Numbers and altimetry never deceive. They always tell the truth, above all they are immediately understandable. You can't try to imagine with numbers and altimetry. Luckily, riders are bodies that move in space and space is crossed by air, and the air becomes wind and the wind, unlike numbers and altimetry, can be interpreted and above all it is always an excellent support for cycling mischief. Because the wind, when you pedal, is the place of imagination, it is capable of creating things that do not exist, making mirages real, allowing inventiveness to find a home .

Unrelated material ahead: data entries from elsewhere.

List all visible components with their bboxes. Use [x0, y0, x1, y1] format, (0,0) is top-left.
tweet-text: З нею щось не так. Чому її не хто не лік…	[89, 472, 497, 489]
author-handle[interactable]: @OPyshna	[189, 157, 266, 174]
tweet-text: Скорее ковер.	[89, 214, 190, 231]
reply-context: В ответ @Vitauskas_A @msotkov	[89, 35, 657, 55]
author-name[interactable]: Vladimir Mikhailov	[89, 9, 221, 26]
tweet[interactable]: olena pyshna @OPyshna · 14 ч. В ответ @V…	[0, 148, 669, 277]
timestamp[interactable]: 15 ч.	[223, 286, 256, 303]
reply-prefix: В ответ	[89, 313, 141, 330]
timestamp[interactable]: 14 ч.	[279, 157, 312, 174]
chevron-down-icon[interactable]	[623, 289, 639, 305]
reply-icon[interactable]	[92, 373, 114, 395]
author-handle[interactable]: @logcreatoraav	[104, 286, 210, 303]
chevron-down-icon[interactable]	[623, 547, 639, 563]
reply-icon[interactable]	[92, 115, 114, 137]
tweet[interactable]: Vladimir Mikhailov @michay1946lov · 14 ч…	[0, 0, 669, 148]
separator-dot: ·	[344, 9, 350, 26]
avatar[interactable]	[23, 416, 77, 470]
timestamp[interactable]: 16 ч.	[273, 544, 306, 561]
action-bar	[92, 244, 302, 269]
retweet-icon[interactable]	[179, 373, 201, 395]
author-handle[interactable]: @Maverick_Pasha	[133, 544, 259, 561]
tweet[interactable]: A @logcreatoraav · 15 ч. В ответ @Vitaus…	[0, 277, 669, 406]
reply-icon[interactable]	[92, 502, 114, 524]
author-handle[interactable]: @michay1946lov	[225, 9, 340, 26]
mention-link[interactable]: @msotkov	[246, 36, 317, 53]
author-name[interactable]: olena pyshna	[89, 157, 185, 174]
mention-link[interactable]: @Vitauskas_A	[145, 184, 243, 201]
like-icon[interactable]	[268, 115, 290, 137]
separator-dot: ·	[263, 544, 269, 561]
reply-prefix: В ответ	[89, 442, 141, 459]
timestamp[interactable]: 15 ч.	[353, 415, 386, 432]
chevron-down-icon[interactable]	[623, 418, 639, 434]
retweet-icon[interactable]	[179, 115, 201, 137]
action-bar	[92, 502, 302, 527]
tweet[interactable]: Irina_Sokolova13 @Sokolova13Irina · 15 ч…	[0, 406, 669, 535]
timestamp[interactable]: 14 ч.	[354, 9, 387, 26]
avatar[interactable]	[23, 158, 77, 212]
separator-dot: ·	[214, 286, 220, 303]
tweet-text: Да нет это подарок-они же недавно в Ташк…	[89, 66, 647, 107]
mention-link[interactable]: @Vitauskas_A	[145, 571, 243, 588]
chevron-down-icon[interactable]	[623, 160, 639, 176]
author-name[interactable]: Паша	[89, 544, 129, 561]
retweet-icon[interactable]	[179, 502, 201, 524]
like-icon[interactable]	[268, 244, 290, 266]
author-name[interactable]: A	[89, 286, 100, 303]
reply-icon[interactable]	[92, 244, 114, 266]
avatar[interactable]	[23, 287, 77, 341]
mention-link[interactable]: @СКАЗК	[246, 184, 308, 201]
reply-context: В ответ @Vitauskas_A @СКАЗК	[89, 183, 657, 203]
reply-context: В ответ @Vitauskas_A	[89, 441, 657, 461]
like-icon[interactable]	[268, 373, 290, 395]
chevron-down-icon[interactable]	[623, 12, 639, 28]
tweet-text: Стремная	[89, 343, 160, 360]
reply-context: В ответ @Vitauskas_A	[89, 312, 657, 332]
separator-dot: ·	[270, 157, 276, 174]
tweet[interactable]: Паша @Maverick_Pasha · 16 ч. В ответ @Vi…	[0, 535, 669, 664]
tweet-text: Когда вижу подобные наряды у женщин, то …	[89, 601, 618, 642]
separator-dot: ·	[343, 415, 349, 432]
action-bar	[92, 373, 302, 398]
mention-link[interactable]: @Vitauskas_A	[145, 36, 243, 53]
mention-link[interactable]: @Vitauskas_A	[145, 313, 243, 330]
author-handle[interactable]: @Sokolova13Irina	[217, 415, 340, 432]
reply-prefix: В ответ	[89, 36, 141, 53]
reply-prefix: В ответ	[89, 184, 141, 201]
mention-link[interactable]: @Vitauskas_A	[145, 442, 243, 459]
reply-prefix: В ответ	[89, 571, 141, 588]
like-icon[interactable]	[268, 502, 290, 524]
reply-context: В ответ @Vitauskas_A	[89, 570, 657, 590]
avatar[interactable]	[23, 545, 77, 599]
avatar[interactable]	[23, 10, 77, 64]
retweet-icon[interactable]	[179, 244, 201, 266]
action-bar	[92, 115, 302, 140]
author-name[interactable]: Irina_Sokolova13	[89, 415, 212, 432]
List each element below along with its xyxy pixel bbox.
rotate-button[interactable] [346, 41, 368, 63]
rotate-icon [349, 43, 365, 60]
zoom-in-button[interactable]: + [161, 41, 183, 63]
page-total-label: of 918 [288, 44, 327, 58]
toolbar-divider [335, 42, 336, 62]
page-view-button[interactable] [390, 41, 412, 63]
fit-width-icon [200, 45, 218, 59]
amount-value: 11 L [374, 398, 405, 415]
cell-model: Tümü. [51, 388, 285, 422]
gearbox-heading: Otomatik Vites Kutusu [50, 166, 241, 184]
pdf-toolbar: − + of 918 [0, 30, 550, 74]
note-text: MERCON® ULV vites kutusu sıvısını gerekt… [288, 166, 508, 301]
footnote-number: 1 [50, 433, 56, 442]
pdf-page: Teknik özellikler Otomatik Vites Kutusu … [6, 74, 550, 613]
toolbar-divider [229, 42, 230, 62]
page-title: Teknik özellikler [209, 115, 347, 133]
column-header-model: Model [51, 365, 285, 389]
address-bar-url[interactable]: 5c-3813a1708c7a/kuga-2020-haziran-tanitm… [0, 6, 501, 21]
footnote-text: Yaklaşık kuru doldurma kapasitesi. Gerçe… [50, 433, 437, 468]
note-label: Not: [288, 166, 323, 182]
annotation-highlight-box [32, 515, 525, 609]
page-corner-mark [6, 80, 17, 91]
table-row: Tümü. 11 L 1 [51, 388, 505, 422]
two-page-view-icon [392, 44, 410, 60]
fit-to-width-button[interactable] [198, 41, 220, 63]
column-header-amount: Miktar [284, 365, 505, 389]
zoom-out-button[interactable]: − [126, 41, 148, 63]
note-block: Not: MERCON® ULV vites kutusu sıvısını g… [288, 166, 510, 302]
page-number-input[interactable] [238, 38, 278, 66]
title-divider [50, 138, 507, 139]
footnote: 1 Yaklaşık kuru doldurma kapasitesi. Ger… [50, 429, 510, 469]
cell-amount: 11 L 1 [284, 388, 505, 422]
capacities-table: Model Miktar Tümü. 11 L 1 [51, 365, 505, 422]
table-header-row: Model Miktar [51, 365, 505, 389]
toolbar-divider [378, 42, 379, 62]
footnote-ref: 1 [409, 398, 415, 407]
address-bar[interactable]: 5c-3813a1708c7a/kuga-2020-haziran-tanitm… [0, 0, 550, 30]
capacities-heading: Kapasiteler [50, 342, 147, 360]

And July is the month of wind in Lille. It has been known since the early 1800s. Even the geographer Pascal-François-Joseph Gossellin had written a little pamphlet about it. How rascal those of the Tour de France, perhaps they had read the little book, which was partly a study of the winds, partly a declaration of love for Lille. And perhaps those of Visma | Lease a bike and those of Alpecin-Deceunick had read it too. At the right moment Jonas Vingegaard and his companions and Mathieu van der Poel and his companions chased their mirage, they got ahead, they accelerated just right, they trusted in the wind and the wind managed to create from nothing in the countryside of that piece of France that smells of Flanders, wonderful and very hard climbs. The group broke up , with Primoz Roglic and Remco Evenepoel, Felix Gall and Florian Lipowitz, Lennert Van Eetvelt and Carlos Rodríguez and quite a few sprinters struggling behind. The disaster was over (the gap at the finish was 39 seconds, it could have been worse). Of course, those from Visma | Lease a bike would have hoped that Tadej Pogacar would also remain behind, but the Slovenian champion is not used to falling into these traps.

An image of the first stage of the 2025 Tour de France (photo Getty Images)

If it hadn't been for the wind and the teams of Jonas Vingegaard and Mathieu van der Poel, the day in Lille would have been like one of the old Tour de France, a long wandering through the countryside at a sleepy pace, the chance to close your eyes for a nap and the wonderful relaxation of your heart at a minimum due to the lack of emotional stimuli.

It went like this for 160 kilometers (much less for Filippo Ganna: he fell and retired after just a few kilometers), then in the last twenty the script fell apart because the musicians crumpled up the score and started doing their own thing. Improvisation began to reign. And when it's like this, it always ends up that someone from Alpecin-Deceunick, often Mathieu van der Poel but not always Mathieu van der Poel, finds himself first under the finish banner.